Bloomberry profit tumbles 38% on Solaire casino closure

bloomberry-solaire-casino-revenue

bloomberry-solaire-casino-revenuePhilippine casino operator Bloomberry Resorts took a profit beating in the first quarter of 2020, mostly due to a one-fifth decline in VIP gambling action.

Bloomberry, which operates the Solaire Resort & Casino in Manila’s Entertainment City gaming zone, reported net revenue of P9.4b (US$186m) in the three months ending March 31, down 13% from the same period last year. Earnings fell 23% to P3.5b and net profit slid 38% to P1.4b.

Solaire, which was forced to close on March 16 as Manila was ordered into COVID-19 lockdown, reported gross gaming revenue of P12.2b, a 16% year-on-year decline. Contra revenue accounts, aka payments to junket operators, fell 7% to P3.7b as VIPs opted to sit out the pandemic at home.

Solaire’s VIP gambling turnover fell nearly 19% to P150.8b, which pushed VIP revenue down 21% to P4.73b. Mass table drop fell 14.6% to P9.7b but mass hold jumped 5.4 points to 40.5%, leaving mass table revenue basically flat at P3.93b. Slots volume was down 1%, while slots revenue fell 2.2% to P3.55b.

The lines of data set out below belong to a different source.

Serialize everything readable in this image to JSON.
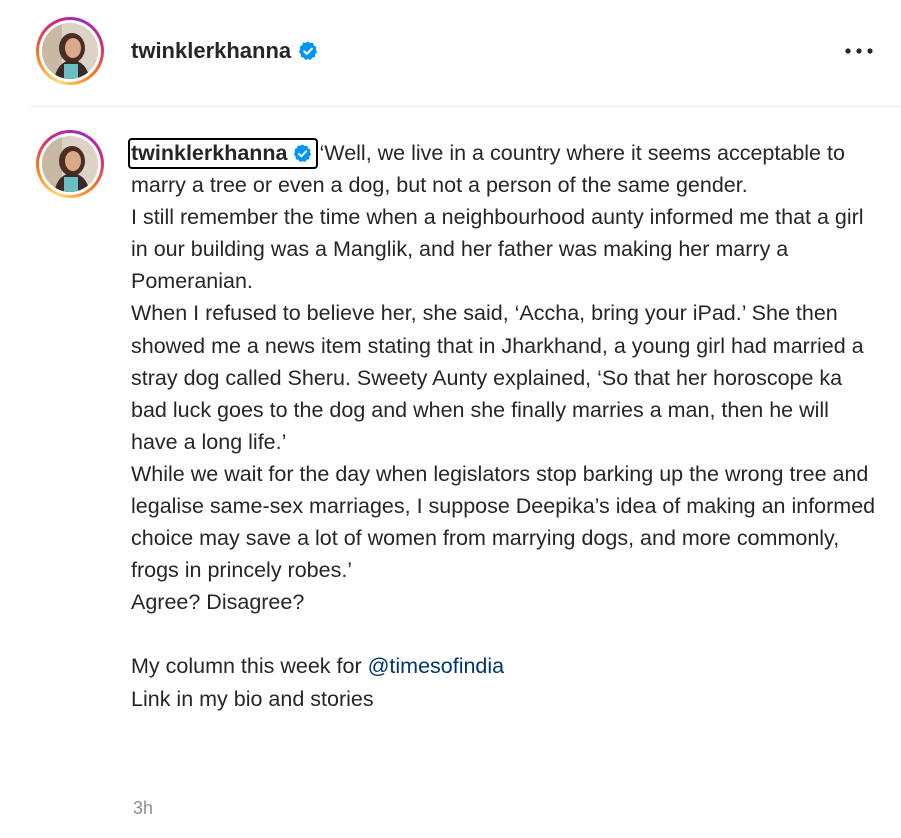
{
  "post": {
    "username": "twinklerkhanna",
    "verified": true,
    "more_icon": "more-horizontal-icon",
    "verified_icon": "verified-badge-icon"
  },
  "caption": {
    "username": "twinklerkhanna",
    "paragraphs": [
      "‘Well, we live in a country where it seems acceptable to marry a tree or even a dog, but not a person of the same gender.",
      "I still remember the time when a neighbourhood aunty informed me that a girl in our building was a Manglik, and her father was making her marry a Pomeranian.",
      "When I refused to believe her, she said, ‘Accha, bring your iPad.’ She then showed me a news item stating that in Jharkhand, a young girl had married a stray dog called Sheru. Sweety Aunty explained, ‘So that her horoscope ka bad luck goes to the dog and when she finally marries a man, then he will have a long life.’",
      "While we wait for the day when legislators stop barking up the wrong tree and legalise same-sex marriages, I suppose Deepika’s idea of making an informed choice may save a lot of women from marrying dogs, and more commonly, frogs in princely robes.’",
      "Agree? Disagree?"
    ],
    "column_prefix": "My column this week for ",
    "mention": "@timesofindia",
    "bio_line": "Link in my bio and stories"
  },
  "timestamp": "3h",
  "colors": {
    "text": "#262626",
    "mention": "#00376b",
    "verified": "#0095f6",
    "muted": "#8e8e8e"
  }
}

In South Korea, Bloomberry’s Jeju Sun Hotel & Casino reported revenue of P93.1m, down nearly two-thirds year-on-year as the property began a phased shutdown in the first week of March, going completely dark as of March 21.

Non-gaming revenue was down 10% to P.17b, nearly all of which came via Solaire. Solaire’s hotel occupancy slid from 93.1% in Q1 2019 to just 67.3% in the most recent quarter.

Bloomberry’s net receivables (primarily VIP gambling markers) totaled P2.4b at the end of Q1, down 22% year-on-year, primarily due to the lack of VIPs to whom Solaire could offer credit. Still, Bloomberry wrote of P155.6m in bad debts in Q1, representing 5% of the total outstanding.

Manila learned this week that its ‘enhanced community quarantine’, at least, the rules applying to casinos, would extend through the end of this month. In April, Bloomberry boss Enrique Razon Jr. stated that he was effectively writing off 2020 as a lost cause for his businesses.

On Thursday, Razon said Bloomberry looked forward to Solaire’s eventual reopening but warned that the company expected “a slow recovery as our patrons, customers and employees adjust to the ‘new normal.’” But Razon ended on an optimistic note, saying his company “will have clear, effective, comforting and consistently implemented protocols that will instill a true sense of safety and security for all.”